MarkdownOffice uses: Causal Eventual Consistency
NOT: strong consistency (too slow, requires coordination)
NOT: eventual consistency without ordering (text would be garbled)
Causal consistency guarantees:
- If you see op B, you've already seen op A if B causally depends on A
- If User A edits block, then replies in comment, other users see
the edit BEFORE the comment (causal ordering preserved)
- No forward references to operations not yet received
What it does NOT guarantee:
- Real-time ordering (operations may arrive out of real-time order)
- You see all operations immediately after they're made
- For a document with 1000 editors, your view may be 50-200ms behind
for off-screen areas (acceptable for collaboration)
TRANSPORT LAYER
WebSocket via Phoenix Channels
TLS + compression (permessage-deflate)
4 WS nodes, load-balanced
SESSION LAYER
1 GenServer per connection (UserSession)
Handles: auth, rate limiting, viewport state, message routing
DOCUMENT LAYER
1 DocumentCoordinator per document (Horde.Registry, cluster-wide unique)
Partitioned BlockPartitionServers (20 per large document)

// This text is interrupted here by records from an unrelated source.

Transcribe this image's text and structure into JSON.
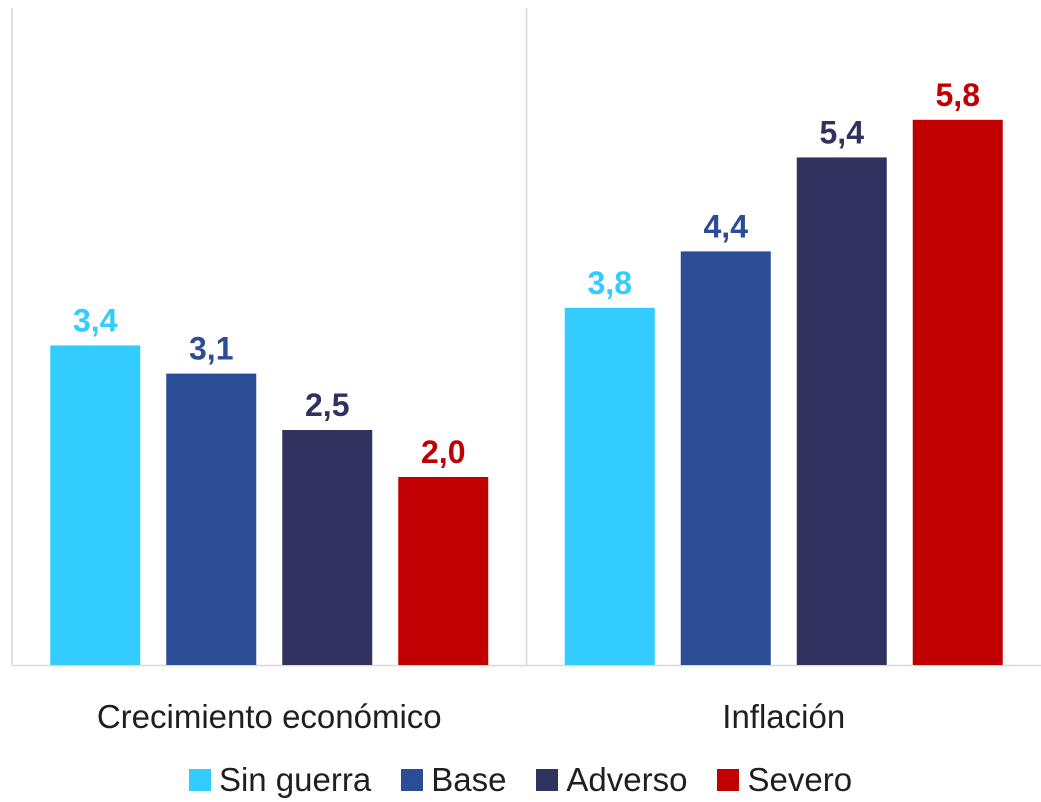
{
  "chart_data": {
    "type": "bar",
    "categories": [
      "Crecimiento económico",
      "Inflación"
    ],
    "series": [
      {
        "name": "Sin guerra",
        "values": [
          3.4,
          3.8
        ],
        "labels": [
          "3,4",
          "3,8"
        ],
        "color": "#33CCFF"
      },
      {
        "name": "Base",
        "values": [
          3.1,
          4.4
        ],
        "labels": [
          "3,1",
          "4,4"
        ],
        "color": "#2A4D96"
      },
      {
        "name": "Adverso",
        "values": [
          2.5,
          5.4
        ],
        "labels": [
          "2,5",
          "5,4"
        ],
        "color": "#323260"
      },
      {
        "name": "Severo",
        "values": [
          2.0,
          5.8
        ],
        "labels": [
          "2,0",
          "5,8"
        ],
        "color": "#C00000"
      }
    ],
    "ylim": [
      0,
      6.4
    ],
    "grid": false,
    "legend_position": "bottom",
    "axis_line_color": "#D9D9D9",
    "category_label_color": "#1F1F1F"
  }
}
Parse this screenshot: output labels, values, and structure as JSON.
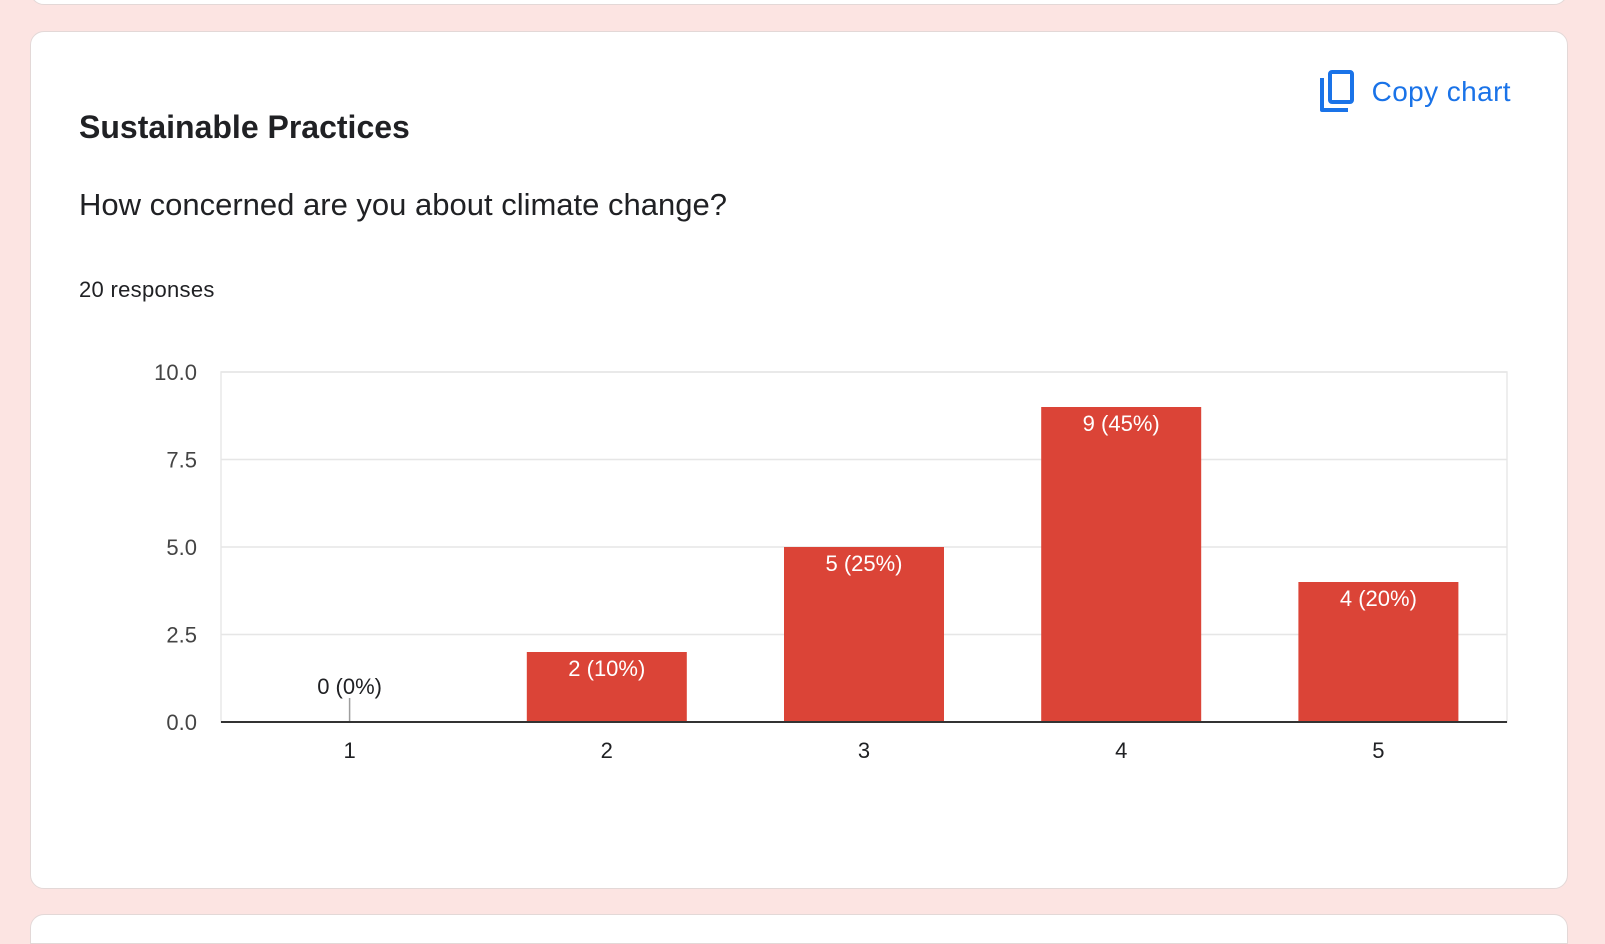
{
  "card": {
    "section_title": "Sustainable Practices",
    "question": "How concerned are you about climate change?",
    "responses": "20 responses",
    "copy_chart_label": "Copy chart",
    "copy_icon": "copy-icon"
  },
  "colors": {
    "background": "#fce4e2",
    "bar": "#db4437",
    "accent": "#1a73e8"
  },
  "chart_data": {
    "type": "bar",
    "categories": [
      "1",
      "2",
      "3",
      "4",
      "5"
    ],
    "values": [
      0,
      2,
      5,
      9,
      4
    ],
    "data_labels": [
      "0 (0%)",
      "2 (10%)",
      "5 (25%)",
      "9 (45%)",
      "4 (20%)"
    ],
    "ylim": [
      0,
      10
    ],
    "yticks": [
      "0.0",
      "2.5",
      "5.0",
      "7.5",
      "10.0"
    ],
    "grid": true,
    "legend": "none",
    "title": "",
    "xlabel": "",
    "ylabel": ""
  }
}
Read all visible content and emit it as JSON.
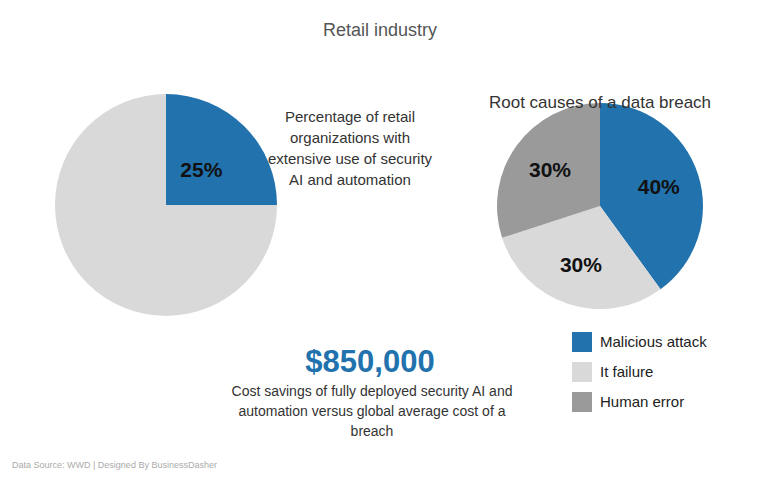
{
  "title": "Retail industry",
  "chart_data": [
    {
      "type": "pie",
      "title": "Percentage of retail organizations with extensive use of security AI and automation",
      "values": [
        25,
        75
      ],
      "value_labels": [
        "25%",
        null
      ],
      "colors": [
        "#2272ad",
        "#d9d9d9"
      ],
      "data_labels": true
    },
    {
      "type": "pie",
      "title": "Root causes of a data breach",
      "categories": [
        "Malicious attack",
        "It failure",
        "Human error"
      ],
      "values": [
        40,
        30,
        30
      ],
      "value_labels": [
        "40%",
        "30%",
        "30%"
      ],
      "colors": [
        "#2272ad",
        "#d9d9d9",
        "#9a9a9a"
      ],
      "data_labels": true,
      "legend": "right"
    }
  ],
  "highlight": {
    "label": "$850,000",
    "caption": "Cost savings of fully deployed security AI and automation versus global average cost of a breach"
  },
  "source": "Data Source: WWD | Designed By BusinessDasher"
}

CRDT state in-memory, snapshotted to Postgres
PRESENCE LAYER
Phoenix.Presence for join/leave/heartbeat
Custom PresenceServer for cursor/viewport sync
Batched 10hz broadcast, viewport-filtered delivery
Canvas-based cursor rendering on frontend
CRDT LAYER
Block tree: Custom Move Tree CRDT in Elixir
Block ordering: Fractional Index (LSEQ variant)
Text within block: Yjs (frontend) + opaque relay (server)
Properties: LWW-Register with HLC
AI AGENT LAYER
Agents as synthetic users in same operation pipeline
Oban job queue for async execution
Operation budget system (max 500 downstream ops per user trigger)
Circuit breakers per agent type
STORAGE LAYER
PostgreSQL: operation log (event source) + snapshots
Redis Streams: write buffer (100ms batch window)
ETS: hot CRDT state cache, viewport registry
S3: archived operation logs (> 30 days), Yjs binary snapshots
FRONTEND LAYER
SvelteKit + Svelte 5 (fine-grained reactivity)
Virtualized block list (only visible blocks rendered)
Web Worker for Yjs CRDT processing
Canvas overlay for cursors (not DOM)
Optimistic updates with HLC-based rollback
Phase 1: Foundation (months 1-3)
✓ BlockPartitionServer with basic CRDT (insert/delete only)
✓ Phoenix Channels + basic fanout
✓ Yjs integration (text within blocks)
✓ Snapshot + replay
Phase 2: Scale (months 4-6)
✓ Viewport subscription system
✓ Cursor batching + canvas rendering
✓ Move Tree CRDT (reparent operations)
✓ Cluster distribution (Horde)
Phase 3: Intelligence (months 7-9)
✓ AI agent pipeline
✓ Operation budget system
✓ Cross-document dependency graph
✓ Policy validation layer
Phase 4: Production hardening (months 10-12)
✓ Operation log compaction
✓ Network partition tests (Jepsen-style)
✓ Circuit breakers everywhere
✓ Full observability (telemetry + tracing)
If any of these are compromised, the system cannot reach 1000 users/document:
- Viewport-based fanout filtering — without this, outbound bandwidth is 50x too high
- Block partition sharding — without this, single-process bottleneck caps at ~100 users
- AI agent rate limiting — without this, one triggered agent can flood the system
- CRDT for structure, not OT — at 1000 users, OT serialization at a central server cannot keep up
- Canvas cursors, not DOM — at 50+ cursors, DOM-based rendering causes layout thrash and jank
- HLC timestamps everywhere — without causal ordering, CRDT convergence is not guaranteed
Analysis depth: distributed systems, BEAM/Erlang, CRDT theory, structured document semantics
Reference systems: Google Docs, Figma, Linear, Discord, Liveblocks, Yjs, Automerge, Kleppmann et al.